2). Years of core strength exercises could make back pain worse.
Can I hear a hallelujah! From my own personal experience, I can certainly attest to that! After years of ballet and Pilates, I had an iron cast core, with abdominal muscles that you could bounce a quarter off of, and butt muscles that were so fired up I could crack walnuts with them. Hmmm, not exactly something that would look good on a resumé, but I sure was proud of myself. Unfortunately, it wasn’t functional, and movement has to go somewhere. The movement in my spine and hips was so restricted that my SI joint had to take the brunt of everything I did. Oooops. The result was an insidious onset of low back pain that rendered me incapacitated and a chronic pain patient for two and a half long, miserable years.
3). Core stability exercises are easy to teach.
Interesting. Since the article focuses specifically on the fitness industry, I would have to agree that yes, it’s easy to teach core exercises. As a matter of fact, it’s easy to teach any exercise. However, it is far more challenging to teach someone how to move properly during an exercise or movement pattern. It takes a sophisticated level of training, education, and skill to help people move with thoughtful attention. Otherwise, you can end up like I did, desperately seeking help from incapacitating back pain. In my own defense, I have to say I wasn’t a physical therapist or a Feldenkrais practitioner at the time, so I hadn’t a clue how to help myself. However, when I look back on it, it’s incredible how many of the “experts” were still trying to strengthen a core that was already so pathologically tight my muscle fibers felt like piano wire.
4). Relaxing your muscles around your trunk when you have back pain is a more helpful.

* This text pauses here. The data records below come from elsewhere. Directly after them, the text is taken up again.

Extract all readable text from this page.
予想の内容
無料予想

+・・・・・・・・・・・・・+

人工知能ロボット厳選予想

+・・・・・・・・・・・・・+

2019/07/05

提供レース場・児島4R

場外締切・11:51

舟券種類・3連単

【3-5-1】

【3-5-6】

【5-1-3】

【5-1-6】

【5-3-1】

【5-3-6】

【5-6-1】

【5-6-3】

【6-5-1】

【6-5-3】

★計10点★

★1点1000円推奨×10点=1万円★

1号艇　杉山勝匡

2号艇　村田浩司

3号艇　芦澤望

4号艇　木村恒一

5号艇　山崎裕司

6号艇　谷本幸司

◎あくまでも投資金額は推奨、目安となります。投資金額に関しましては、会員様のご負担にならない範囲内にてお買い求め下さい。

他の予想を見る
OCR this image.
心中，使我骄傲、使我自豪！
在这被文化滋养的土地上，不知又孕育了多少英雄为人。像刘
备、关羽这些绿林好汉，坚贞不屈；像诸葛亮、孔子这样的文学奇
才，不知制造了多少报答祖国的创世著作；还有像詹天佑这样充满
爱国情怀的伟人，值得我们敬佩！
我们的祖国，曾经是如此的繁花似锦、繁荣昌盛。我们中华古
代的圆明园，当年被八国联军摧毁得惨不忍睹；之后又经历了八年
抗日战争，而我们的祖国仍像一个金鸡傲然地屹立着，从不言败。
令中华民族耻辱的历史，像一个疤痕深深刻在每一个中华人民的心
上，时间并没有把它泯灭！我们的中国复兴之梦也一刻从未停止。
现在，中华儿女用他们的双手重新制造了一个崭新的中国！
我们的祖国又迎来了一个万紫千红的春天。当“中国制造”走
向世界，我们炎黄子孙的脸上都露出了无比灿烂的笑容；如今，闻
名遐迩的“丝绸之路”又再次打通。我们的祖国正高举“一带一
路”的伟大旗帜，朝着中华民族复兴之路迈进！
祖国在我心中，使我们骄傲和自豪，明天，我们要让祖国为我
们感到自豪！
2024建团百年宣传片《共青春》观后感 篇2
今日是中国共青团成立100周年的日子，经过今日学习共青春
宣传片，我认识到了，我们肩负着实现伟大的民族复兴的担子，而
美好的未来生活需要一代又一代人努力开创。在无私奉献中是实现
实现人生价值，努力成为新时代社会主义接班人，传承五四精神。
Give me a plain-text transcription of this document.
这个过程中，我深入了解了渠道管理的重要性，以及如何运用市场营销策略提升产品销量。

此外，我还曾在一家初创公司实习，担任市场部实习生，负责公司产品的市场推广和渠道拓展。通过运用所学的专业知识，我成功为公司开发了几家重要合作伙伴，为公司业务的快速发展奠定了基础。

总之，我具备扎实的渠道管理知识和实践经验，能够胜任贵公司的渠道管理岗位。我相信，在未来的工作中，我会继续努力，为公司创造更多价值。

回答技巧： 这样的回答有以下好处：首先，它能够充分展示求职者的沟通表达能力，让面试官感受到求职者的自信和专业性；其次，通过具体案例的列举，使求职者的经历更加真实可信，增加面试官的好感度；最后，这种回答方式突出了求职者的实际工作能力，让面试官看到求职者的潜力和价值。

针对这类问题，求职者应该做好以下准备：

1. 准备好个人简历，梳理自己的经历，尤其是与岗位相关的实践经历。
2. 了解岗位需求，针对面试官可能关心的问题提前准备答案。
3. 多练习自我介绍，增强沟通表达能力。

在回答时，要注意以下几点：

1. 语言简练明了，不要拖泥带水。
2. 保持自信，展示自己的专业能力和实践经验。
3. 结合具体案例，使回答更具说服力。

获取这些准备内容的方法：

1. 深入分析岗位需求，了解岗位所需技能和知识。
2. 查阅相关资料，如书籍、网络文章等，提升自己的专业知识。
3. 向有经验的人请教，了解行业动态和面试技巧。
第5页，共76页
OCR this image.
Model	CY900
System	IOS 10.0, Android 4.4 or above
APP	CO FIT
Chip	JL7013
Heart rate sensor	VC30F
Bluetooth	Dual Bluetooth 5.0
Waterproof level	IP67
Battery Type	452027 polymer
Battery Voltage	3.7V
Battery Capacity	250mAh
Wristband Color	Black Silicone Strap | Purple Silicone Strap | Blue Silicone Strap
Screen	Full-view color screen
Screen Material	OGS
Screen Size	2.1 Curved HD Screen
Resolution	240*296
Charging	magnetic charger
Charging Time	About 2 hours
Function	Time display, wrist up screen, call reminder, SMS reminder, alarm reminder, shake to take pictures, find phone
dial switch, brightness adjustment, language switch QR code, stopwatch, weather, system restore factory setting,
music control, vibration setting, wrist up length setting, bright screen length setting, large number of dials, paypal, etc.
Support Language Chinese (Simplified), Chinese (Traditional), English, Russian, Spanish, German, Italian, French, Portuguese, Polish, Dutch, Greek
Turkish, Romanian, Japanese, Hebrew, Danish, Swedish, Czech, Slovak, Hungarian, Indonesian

Right on! Actually, relaxing your muscles is always helpful, even if you don’t have back pain. Any unnecessary muscle tension can restrict the movement of our joints, limit the flow of blood to our muscles, cause our nerve fibers to get over-excited (and not in a good way), and eventually lead to pain and dysfunction. Muscles must be able to relax as well as contract. The ability to soften and relax a muscle is just as important as the ability to strengthen a muscle. It’s about fine-tuning our entire musculo-skeletal system, and finding the dynamic tension and balance between the muscles, skeleton and nervous system.
When it all comes together, magic happens. We can move more easily and effortlessly as we also build strength, flexibility, and balance. It’s a beautiful thing, this human body of ours, don’t you agree?